Clinton Eastwood Jr. (born May 31, 1930) is an American actor and film director. After achieving success in the Western TV series Rawhide. Eastwood was born on May 31, 1930, at Saint Francis Memorial Hospital in San Francisco, California, to Ruth (née Runner; 1909–2006) and Clinton Eastwood (1906–1970). During her son's fame, Ruth was known by the surname of her second husband, John Belden Wood (1913–2004), whom she married after the death of Clinton Sr.

Eastwood was nicknamed "Samson" by hospital nurses because he weighed 11 pounds 6 ounces (5.2 kg) at birth. He has a younger sister, Jeanne Bernhardt (b. 1934). He is of English, Irish, Scottish, and Dutch ancestry. Eastwood is descended from Mayflower passenger William Bradford, and through this line is the 12th generation born in North America. His family relocated three times during the 1930s as his father changed occupations. Contrary to what Eastwood has indicated in media interviews, they did not move between 1940 and 1949. Settling in Piedmont, California, the Eastwoods lived in an affluent area of the town, had a swimming pool, belonged to a country club, and each parent drove their own car. Eastwood's father was a manufacturing executive at Georgia-Pacific for most of his working life. As Clint and Jeanne grew older, Ruth took a clerical job at IBM.

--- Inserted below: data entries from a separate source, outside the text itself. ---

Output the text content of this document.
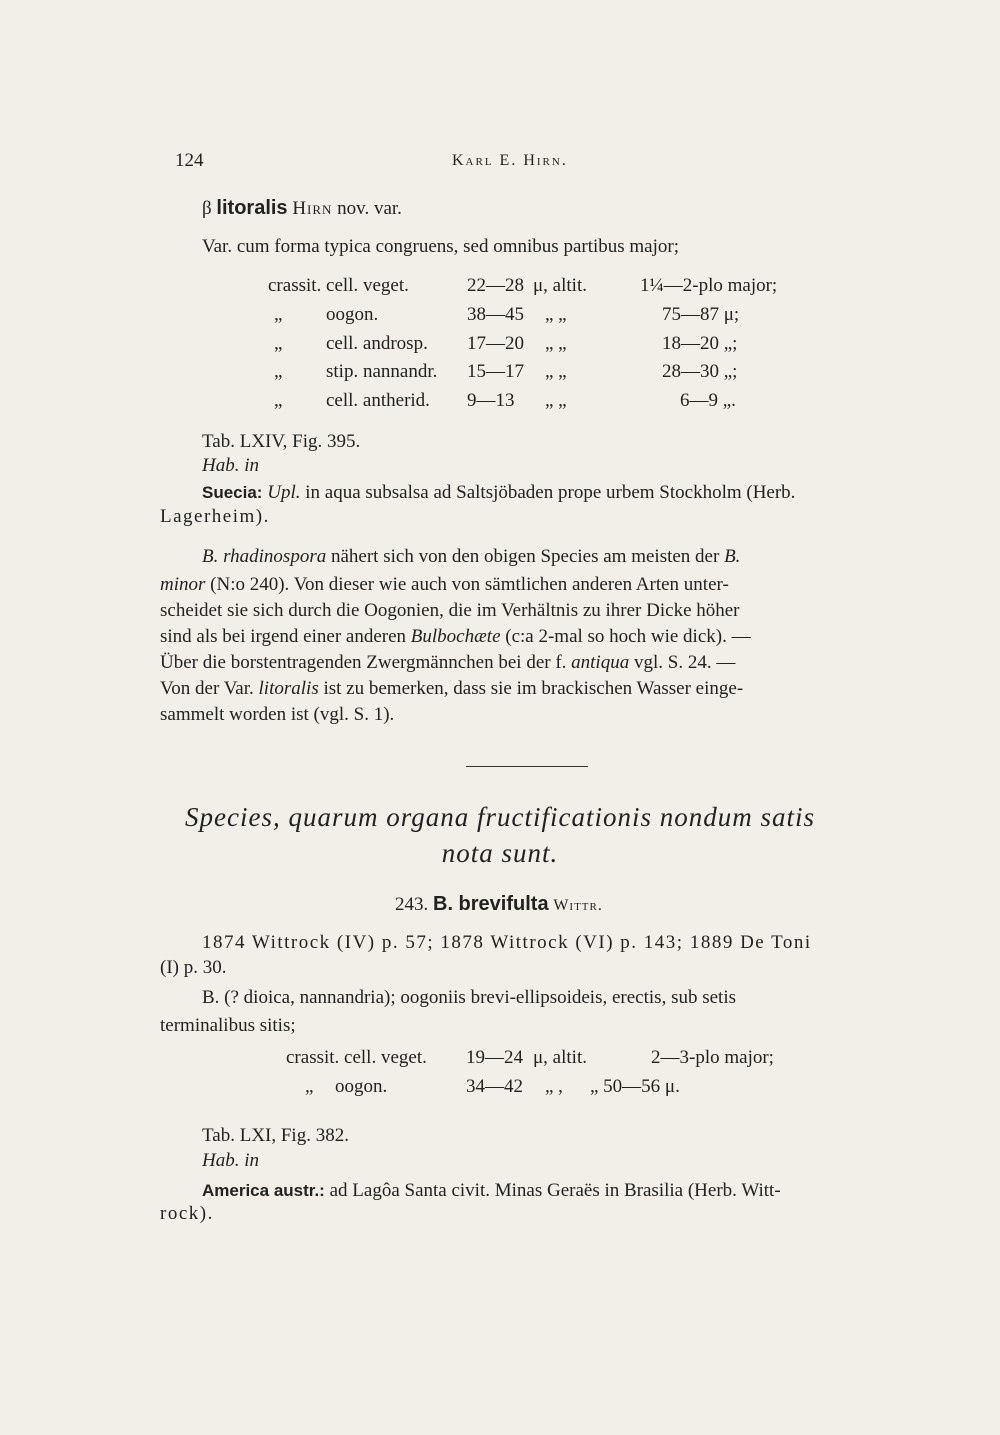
124	Karl E. Hirn.
β litoralis Hirn nov. var.
Var. cum forma typica congruens, sed omnibus partibus major;
crassit. cell. veget.	22—28 μ, altit.	1¼—2-plo major;
„ oogon.	38—45 „ „	75—87 μ;
„ cell. androsp. 17—20 „ „	18—20 „;
„ stip. nannandr. 15—17 „ „	28—30 „;
„ cell. antherid. 9—13 „ „	6—9 „.
Tab. LXIV, Fig. 395.
Hab. in
Suecia: Upl. in aqua subsalsa ad Saltsjöbaden prope urbem Stockholm (Herb.
Lagerheim).
B. rhadinospora nähert sich von den obigen Species am meisten der B.
minor (N:o 240). Von dieser wie auch von sämtlichen anderen Arten unter-
scheidet sie sich durch die Oogonien, die im Verhältnis zu ihrer Dicke höher
sind als bei irgend einer anderen Bulbochæte (c:a 2-mal so hoch wie dick). —
Über die borstentragenden Zwergmännchen bei der f. antiqua vgl. S. 24. —
Von der Var. litoralis ist zu bemerken, dass sie im brackischen Wasser einge-
sammelt worden ist (vgl. S. 1).
Species, quarum organa fructificationis nondum satis
nota sunt.
243. B. brevifulta Wittr.
1874 Wittrock (IV) p. 57; 1878 Wittrock (VI) p. 143; 1889 De Toni
(I) p. 30.
B. (? dioica, nannandria); oogoniis brevi-ellipsoideis, erectis, sub setis
terminalibus sitis;
crassit. cell. veget. 19—24 μ, altit.	2—3-plo major;
„ oogon.	34—42 „ , „ 50—56 μ.
Tab. LXI, Fig. 382.
Hab. in
America austr.: ad Lagôa Santa civit. Minas Geraës in Brasilia (Herb. Witt-
rock).
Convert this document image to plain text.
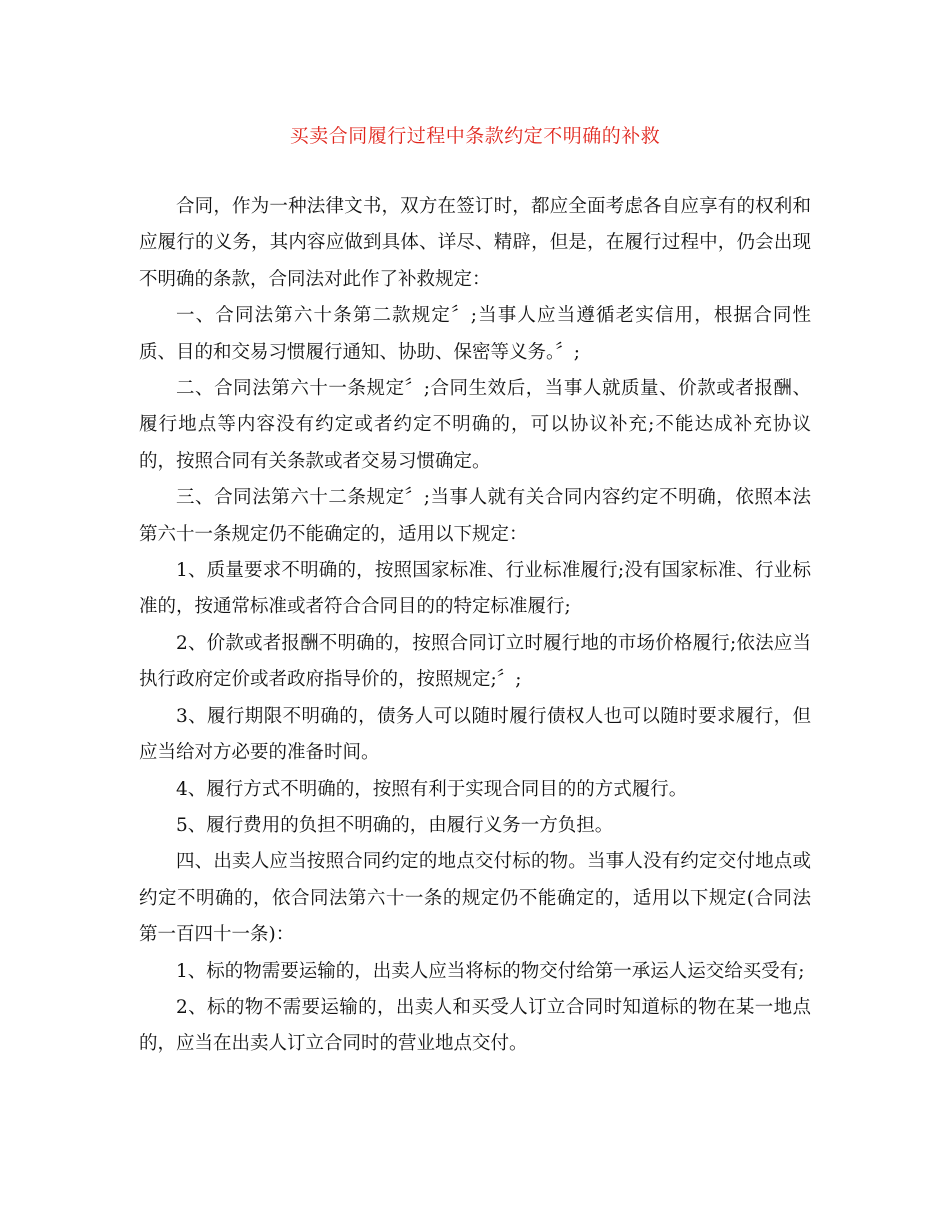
买卖合同履行过程中条款约定不明确的补救

合同，作为一种法律文书，双方在签订时，都应全面考虑各自应享有的权利和应履行的义务，其内容应做到具体、详尽、精辟，但是，在履行过程中，仍会出现不明确的条款，合同法对此作了补救规定：

一、合同法第六十条第二款规定〞;当事人应当遵循老实信用，根据合同性质、目的和交易习惯履行通知、协助、保密等义务。〞;

二、合同法第六十一条规定〞;合同生效后，当事人就质量、价款或者报酬、履行地点等内容没有约定或者约定不明确的，可以协议补充;不能达成补充协议的，按照合同有关条款或者交易习惯确定。

三、合同法第六十二条规定〞;当事人就有关合同内容约定不明确，依照本法第六十一条规定仍不能确定的，适用以下规定：

1、质量要求不明确的，按照国家标准、行业标准履行;没有国家标准、行业标准的，按通常标准或者符合合同目的的特定标准履行;

2、价款或者报酬不明确的，按照合同订立时履行地的市场价格履行;依法应当执行政府定价或者政府指导价的，按照规定;〞;

3、履行期限不明确的，债务人可以随时履行债权人也可以随时要求履行，但应当给对方必要的准备时间。

4、履行方式不明确的，按照有利于实现合同目的的方式履行。

5、履行费用的负担不明确的，由履行义务一方负担。

四、出卖人应当按照合同约定的地点交付标的物。当事人没有约定交付地点或约定不明确的，依合同法第六十一条的规定仍不能确定的，适用以下规定(合同法第一百四十一条)：

1、标的物需要运输的，出卖人应当将标的物交付给第一承运人运交给买受有;

2、标的物不需要运输的，出卖人和买受人订立合同时知道标的物在某一地点的，应当在出卖人订立合同时的营业地点交付。
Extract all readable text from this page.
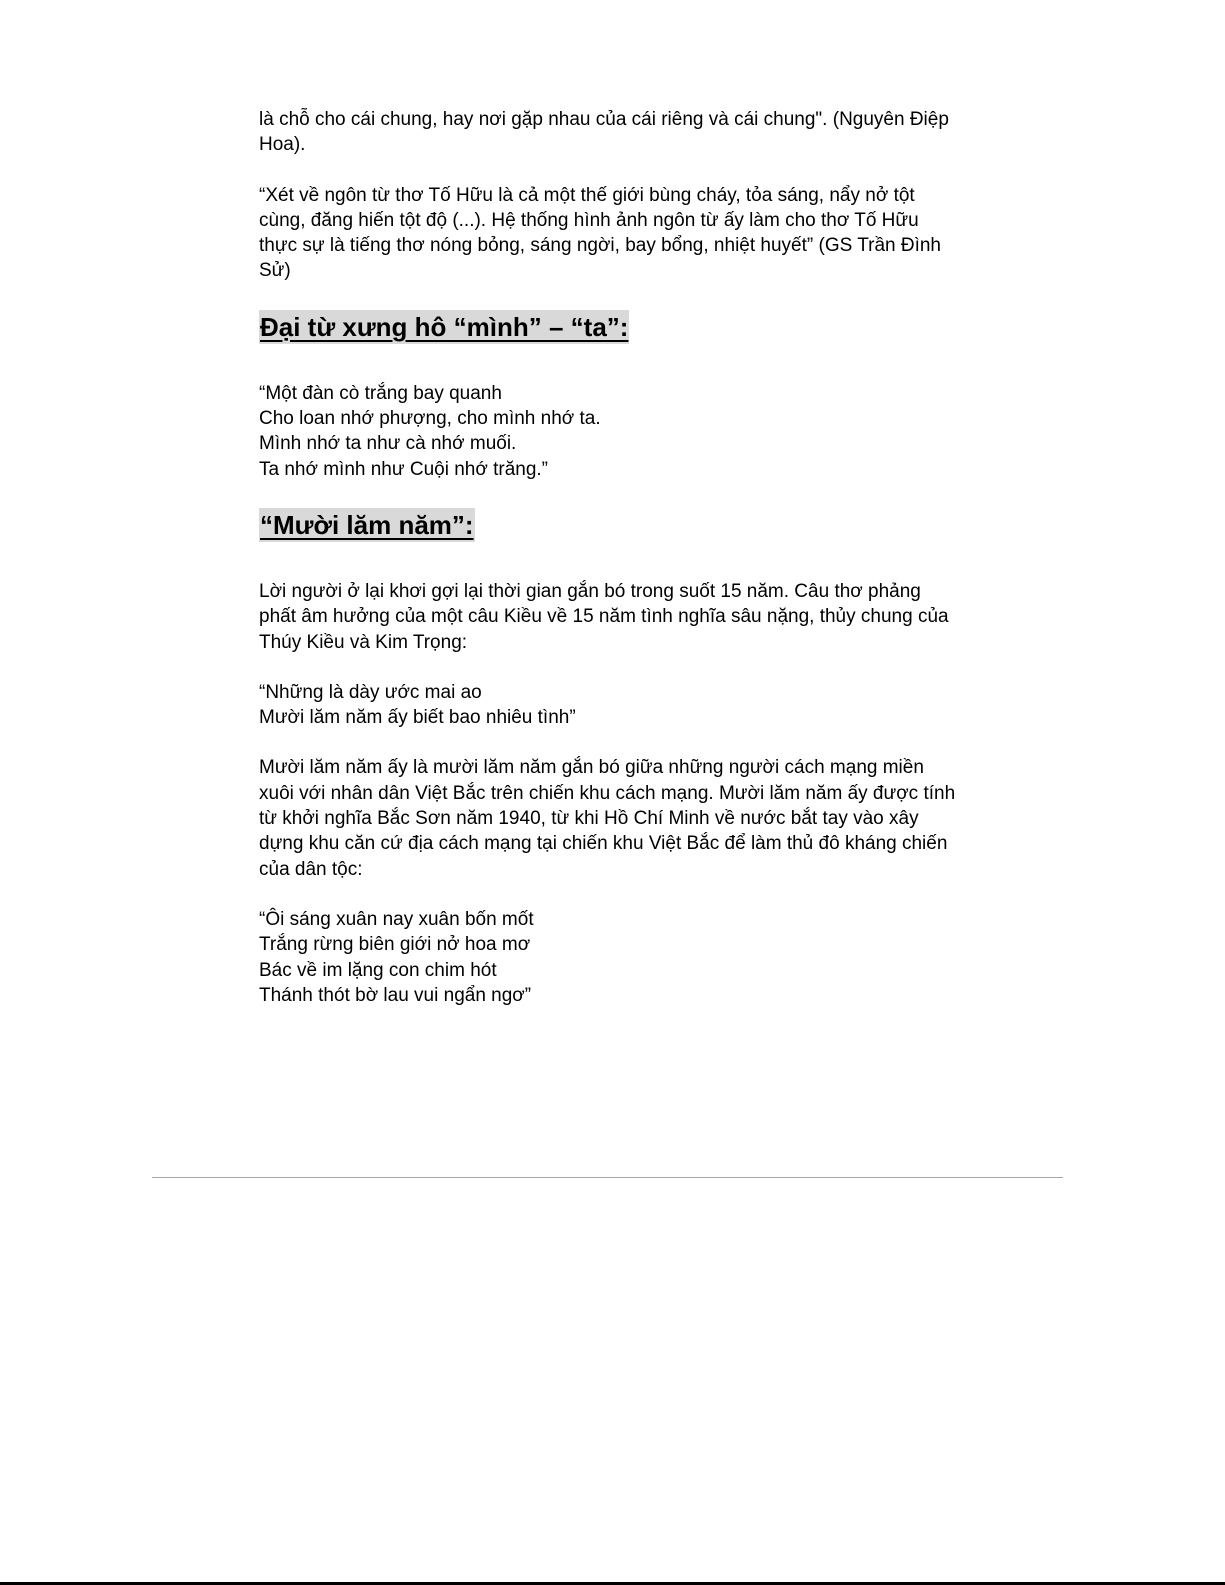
là chỗ cho cái chung, hay nơi gặp nhau của cái riêng và cái chung". (Nguyên Điệp Hoa).

“Xét về ngôn từ thơ Tố Hữu là cả một thế giới bùng cháy, tỏa sáng, nẩy nở tột cùng, đăng hiến tột độ (...). Hệ thống hình ảnh ngôn từ ấy làm cho thơ Tố Hữu thực sự là tiếng thơ nóng bỏng, sáng ngời, bay bổng, nhiệt huyết” (GS Trần Đình Sử)

Đại từ xưng hô “mình” – “ta”:

“Một đàn cò trắng bay quanh

Cho loan nhớ phượng, cho mình nhớ ta.

Mình nhớ ta như cà nhớ muối.

Ta nhớ mình như Cuội nhớ trăng.”

“Mười lăm năm”:

Lời người ở lại khơi gợi lại thời gian gắn bó trong suốt 15 năm. Câu thơ phảng phất âm hưởng của một câu Kiều về 15 năm tình nghĩa sâu nặng, thủy chung của Thúy Kiều và Kim Trọng:

“Những là dày ước mai ao

Mười lăm năm ấy biết bao nhiêu tình”

Mười lăm năm ấy là mười lăm năm gắn bó giữa những người cách mạng miền xuôi với nhân dân Việt Bắc trên chiến khu cách mạng. Mười lăm năm ấy được tính từ khởi nghĩa Bắc Sơn năm 1940, từ khi Hồ Chí Minh về nước bắt tay vào xây dựng khu căn cứ địa cách mạng tại chiến khu Việt Bắc để làm thủ đô kháng chiến của dân tộc:

“Ôi sáng xuân nay xuân bốn mốt

Trắng rừng biên giới nở hoa mơ

Bác về im lặng con chim hót

Thánh thót bờ lau vui ngẩn ngơ”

Eastwood attended Piedmont Middle School, where he was held back due to poor academic scores, and records indicated he also had to attend summer school. From January 1945 until at least January 1946, he attended Piedmont High School, but was asked to leave for writing an obscene suggestion to a school official on the athletic field scoreboard and burning an effigy on the school lawn, on top of other school infractions. He transferred to Oakland Technical High School and was scheduled to graduate mid-year in January 1949, although it is not clear if he did. "Clint graduated from the airplane shop. I think that was his major", joked classmate Don Kincade. Another high school friend, Don Loomis, echoed "I don't think he was spending that much time at school because he was having a pretty good time elsewhere." Fritz Manes, a boyhood friend two years younger than Eastwood, said "I think what happened is he just went off and started having a good time. I just don't think he finished high school." Biographer Patrick McGilligan notes that high school graduation records are a matter of strict legal confidentiality. According to the author, Eastwood's school principal had to call his management first before deciding whether to be interviewed, and "whoever answered the phone at Malpaso advised him against talking to me, and he didn't". [Wiki]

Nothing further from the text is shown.